Antarctica scientists to unlock 1.5 million-year-old 'trapped' secret with drill below ice

03 Jul, 2023
Image: GETTY

Oregon State University will lead a US National Science Foundation-funded effort to discover Antarctica’s oldest ice. It will help them to learn more about how Earth's climate has changed over its history. They have announced that the Centre for Oldest Ice Exploration, or COLDEX, will be created after receiving a $25million grant.

The centre will bring together experts from across the US to generate knowledge about earth's climate system and share this knowledge to advance efforts to address climate change and its impacts.

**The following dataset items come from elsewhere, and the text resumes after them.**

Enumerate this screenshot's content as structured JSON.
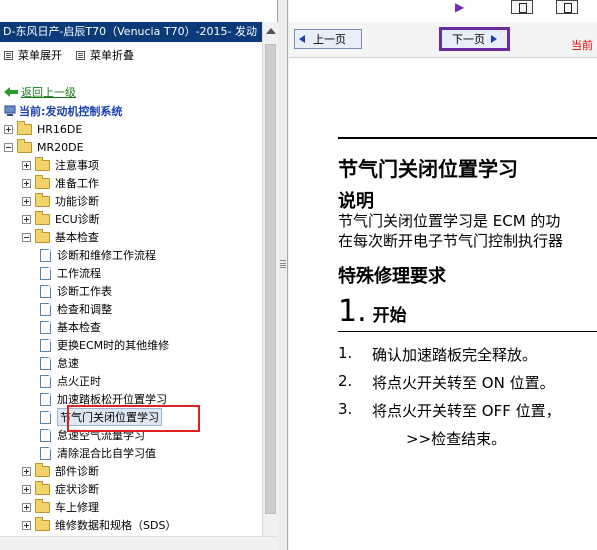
{
  "left_pane": {
    "title": "D-东风日产-启辰T70（Venucia T70）-2015- 发动",
    "toolbar": {
      "expand_label": "菜单展开",
      "collapse_label": "菜单折叠"
    },
    "back_label": "返回上一级",
    "current_label": "当前:发动机控制系统",
    "tree": [
      {
        "label": "HR16DE",
        "kind": "folder",
        "expanded": false
      },
      {
        "label": "MR20DE",
        "kind": "folder",
        "expanded": true
      },
      {
        "label": "注意事项",
        "kind": "folder",
        "expanded": false
      },
      {
        "label": "准备工作",
        "kind": "folder",
        "expanded": false
      },
      {
        "label": "功能诊断",
        "kind": "folder",
        "expanded": false
      },
      {
        "label": "ECU诊断",
        "kind": "folder",
        "expanded": false
      },
      {
        "label": "基本检查",
        "kind": "folder",
        "expanded": true
      },
      {
        "label": "诊断和维修工作流程",
        "kind": "doc"
      },
      {
        "label": "工作流程",
        "kind": "doc"
      },
      {
        "label": "诊断工作表",
        "kind": "doc"
      },
      {
        "label": "检查和调整",
        "kind": "doc"
      },
      {
        "label": "基本检查",
        "kind": "doc"
      },
      {
        "label": "更换ECM时的其他维修",
        "kind": "doc"
      },
      {
        "label": "怠速",
        "kind": "doc"
      },
      {
        "label": "点火正时",
        "kind": "doc"
      },
      {
        "label": "加速踏板松开位置学习",
        "kind": "doc"
      },
      {
        "label": "节气门关闭位置学习",
        "kind": "doc",
        "selected": true
      },
      {
        "label": "怠速空气流量学习",
        "kind": "doc"
      },
      {
        "label": "清除混合比自学习值",
        "kind": "doc"
      },
      {
        "label": "部件诊断",
        "kind": "folder",
        "expanded": false
      },
      {
        "label": "症状诊断",
        "kind": "folder",
        "expanded": false
      },
      {
        "label": "车上修理",
        "kind": "folder",
        "expanded": false
      },
      {
        "label": "维修数据和规格（SDS）",
        "kind": "folder",
        "expanded": false
      }
    ]
  },
  "right_pane": {
    "prev_label": "上一页",
    "next_label": "下一页",
    "current_tag": "当前",
    "content": {
      "title": "节气门关闭位置学习",
      "section_desc": "说明",
      "desc_line1": "节气门关闭位置学习是 ECM 的功",
      "desc_line2": "在每次断开电子节气门控制执行器",
      "section_special": "特殊修理要求",
      "step_number": "1.",
      "step_label": "开始",
      "items": [
        {
          "n": "1.",
          "text": "确认加速踏板完全释放。"
        },
        {
          "n": "2.",
          "text": "将点火开关转至 ON 位置。"
        },
        {
          "n": "3.",
          "text": "将点火开关转至 OFF 位置，"
        }
      ],
      "end_note": ">>检查结束。"
    }
  },
  "colors": {
    "title_bar": "#0a3a78",
    "highlight_box": "#e02020",
    "next_btn_border": "#6a2c9c",
    "link_green": "#1a7a1a",
    "current_blue": "#1a3fb0"
  }
}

Dr Ed Brook, a paleoclimatologist in OSU's College of Earth, Ocean, and Atmospheric Sciences, said: "This is fundamental exploration science. What we're after is to see how the Earth behaves when it is warmer than it has been in the last one million years. In order to do that, we have to find and collect ice cores that go back that far."

Currently, the oldest sample that scientists have of Antarctic ice goes back 800,000 years. Dr Brook said he hopes the new project will be able to drill into the ice and uncover secrets from 1.5 million years ago.

The mission also hopes to locate much older ice, perhaps up to even three million years old. Ice that old is not likely to be found in a continuous record, but initial research shows that patches of older ice are trapped in the mountains around Antarctica.

Dr Brooks added: "This ice and the ancient air trapped in it will offer an unprecedented record of how greenhouse gases and climate are linked in warmer climates and will help to advance our understanding of what controls the long-term rhythms of Earth's climate system."